Two business cycles is a minimum of 1 week, or better yet, 2-4 weeks. Four weeks is even better for the sake of validity, especially for more complicated and expensive products. Consistent data is extremely important. If your sample includes anomalies such as holidays or seasonal exceptions, you are acting on inconsistent behavior. Your winning variant likely won’t produce the same results next month. Only run tests for as long as you need to. Once you have collected data from a mathematically significant sample size, call it. The longer your test runs beyond that, the higher the risk of pollution or changes in context. Avoid running A/B tests during major holidays that might skew the results. It’s better to run holiday-specific test campaigns during those times and most likely bandit tests.

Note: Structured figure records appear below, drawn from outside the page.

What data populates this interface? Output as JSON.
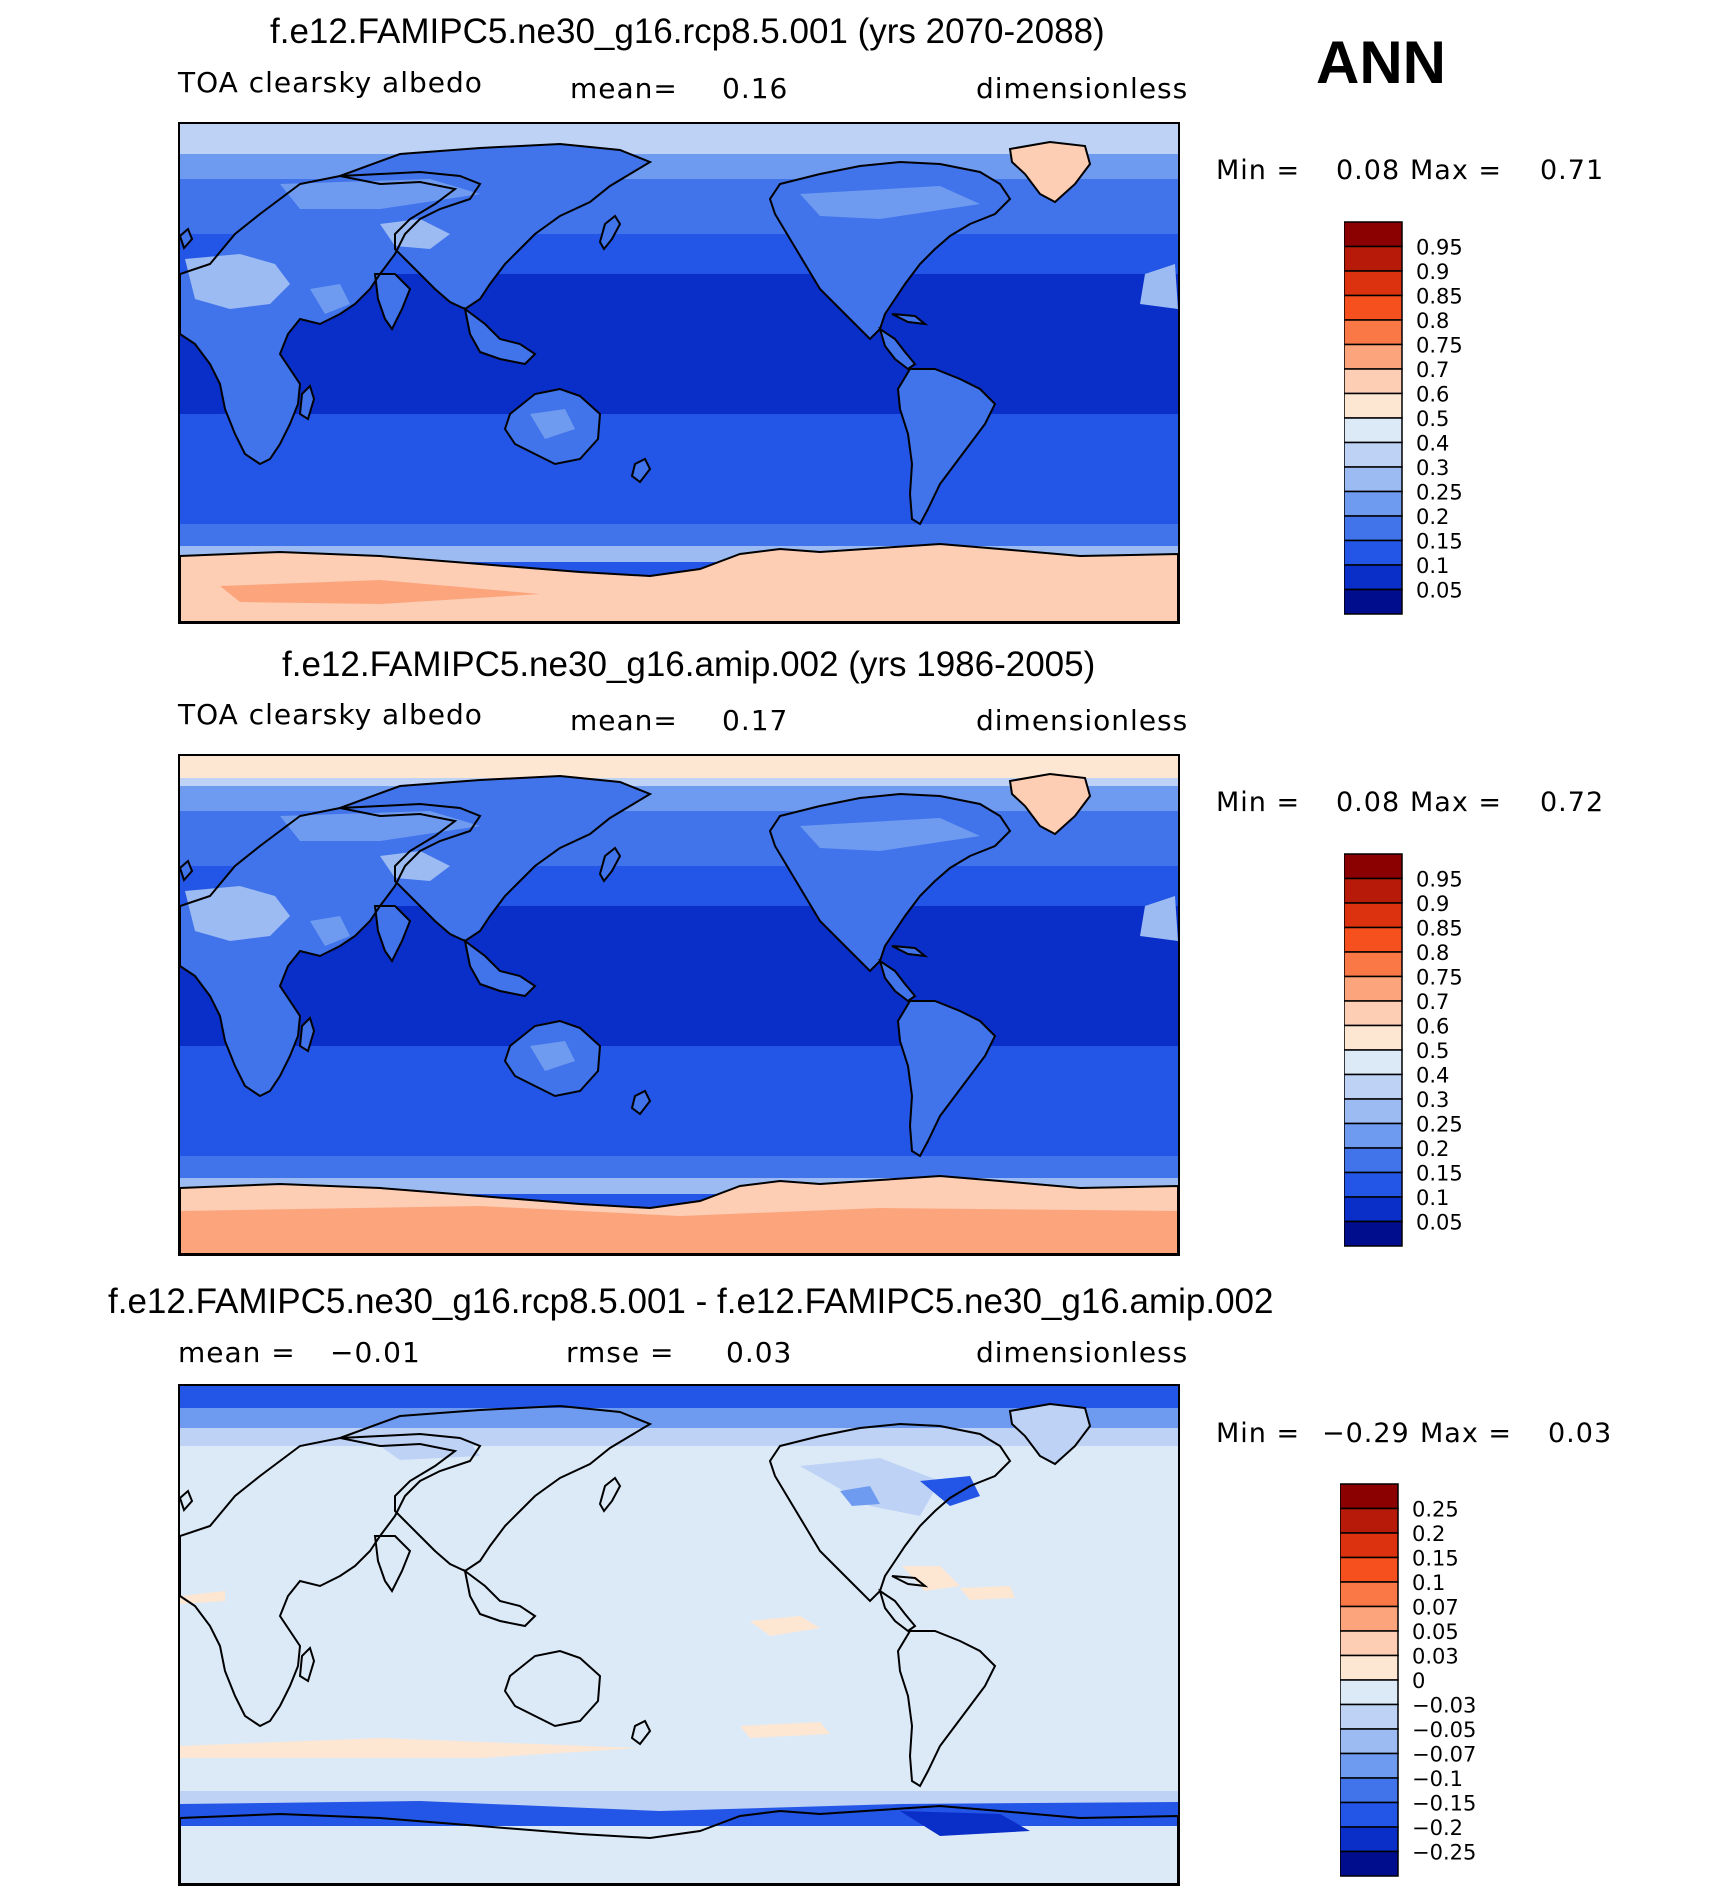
{
  "season": "ANN",
  "panels": [
    {
      "title": "f.e12.FAMIPC5.ne30_g16.rcp8.5.001 (yrs 2070-2088)",
      "left_label": "TOA clearsky albedo",
      "mid_label": "mean=",
      "mid_value": "0.16",
      "units": "dimensionless",
      "min_label": "Min =",
      "min_value": "0.08",
      "max_label": "Max =",
      "max_value": "0.71",
      "levels": [
        "0.95",
        "0.9",
        "0.85",
        "0.8",
        "0.75",
        "0.7",
        "0.6",
        "0.5",
        "0.4",
        "0.3",
        "0.25",
        "0.2",
        "0.15",
        "0.1",
        "0.05"
      ]
    },
    {
      "title": "f.e12.FAMIPC5.ne30_g16.amip.002 (yrs 1986-2005)",
      "left_label": "TOA clearsky albedo",
      "mid_label": "mean=",
      "mid_value": "0.17",
      "units": "dimensionless",
      "min_label": "Min =",
      "min_value": "0.08",
      "max_label": "Max =",
      "max_value": "0.72",
      "levels": [
        "0.95",
        "0.9",
        "0.85",
        "0.8",
        "0.75",
        "0.7",
        "0.6",
        "0.5",
        "0.4",
        "0.3",
        "0.25",
        "0.2",
        "0.15",
        "0.1",
        "0.05"
      ]
    },
    {
      "title": "f.e12.FAMIPC5.ne30_g16.rcp8.5.001 - f.e12.FAMIPC5.ne30_g16.amip.002",
      "left_label": "mean =",
      "left_value": "−0.01",
      "mid_label": "rmse =",
      "mid_value": "0.03",
      "units": "dimensionless",
      "min_label": "Min =",
      "min_value": "−0.29",
      "max_label": "Max =",
      "max_value": "0.03",
      "levels": [
        "0.25",
        "0.2",
        "0.15",
        "0.1",
        "0.07",
        "0.05",
        "0.03",
        "0",
        "−0.03",
        "−0.05",
        "−0.07",
        "−0.1",
        "−0.15",
        "−0.2",
        "−0.25"
      ]
    }
  ],
  "colorbar_colors": [
    "#8b0000",
    "#b81a0a",
    "#dc3210",
    "#f5501e",
    "#fa7846",
    "#fca57d",
    "#fdcdb4",
    "#fde6d2",
    "#dceaf8",
    "#bed2f5",
    "#9bbbf2",
    "#6e9bf0",
    "#4173eb",
    "#2355e6",
    "#0a2ec8",
    "#000d8c"
  ],
  "map_colors": {
    "deep_ocean": "#0a2ec8",
    "ocean": "#2355e6",
    "mid_ocean": "#4173eb",
    "land_dark": "#4173eb",
    "land_light": "#6e9bf0",
    "land_pale": "#9bbbf2",
    "polar_pale": "#bed2f5",
    "ice": "#fdcdb4",
    "ice_strong": "#fca57d",
    "diff_bg": "#dceaf8",
    "diff_pos": "#fde6d2",
    "diff_neg1": "#bed2f5",
    "diff_neg2": "#6e9bf0",
    "diff_neg3": "#2355e6",
    "diff_neg4": "#0a2ec8",
    "coast": "#000000"
  }
}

4. Use random selection and run tests double-blind to avoid personal bias, favoritism, and sample bias.
Additionally, have someone else on the team change variant names and numbers, so your analysis will also be unbiased.
5. Run separate tests for device-type, to limit sample device pollution.
Do not combine all of the traffic and testing, but separate each device type, for example, mobile, desktop, and tablet. You can use Google Analytics Universal to track the same person from device to device. Additionally, you can use known Twitter and Facebook IDs to track visitors across multiple devices.
6. Open your testing platform and analyze the data personally to look for inconsistencies and high variance that might render the test invalid.
Look also for lack of inflection points, uncharacteristic surges in conversion, and the presence of least 1 week of consistent data. If your data lacks consistency, run the test again.
7. Use a standard deviation calculator and analyze your variance.
Low variance means your data is consistent with the average and puts you at low risk of sample pollution.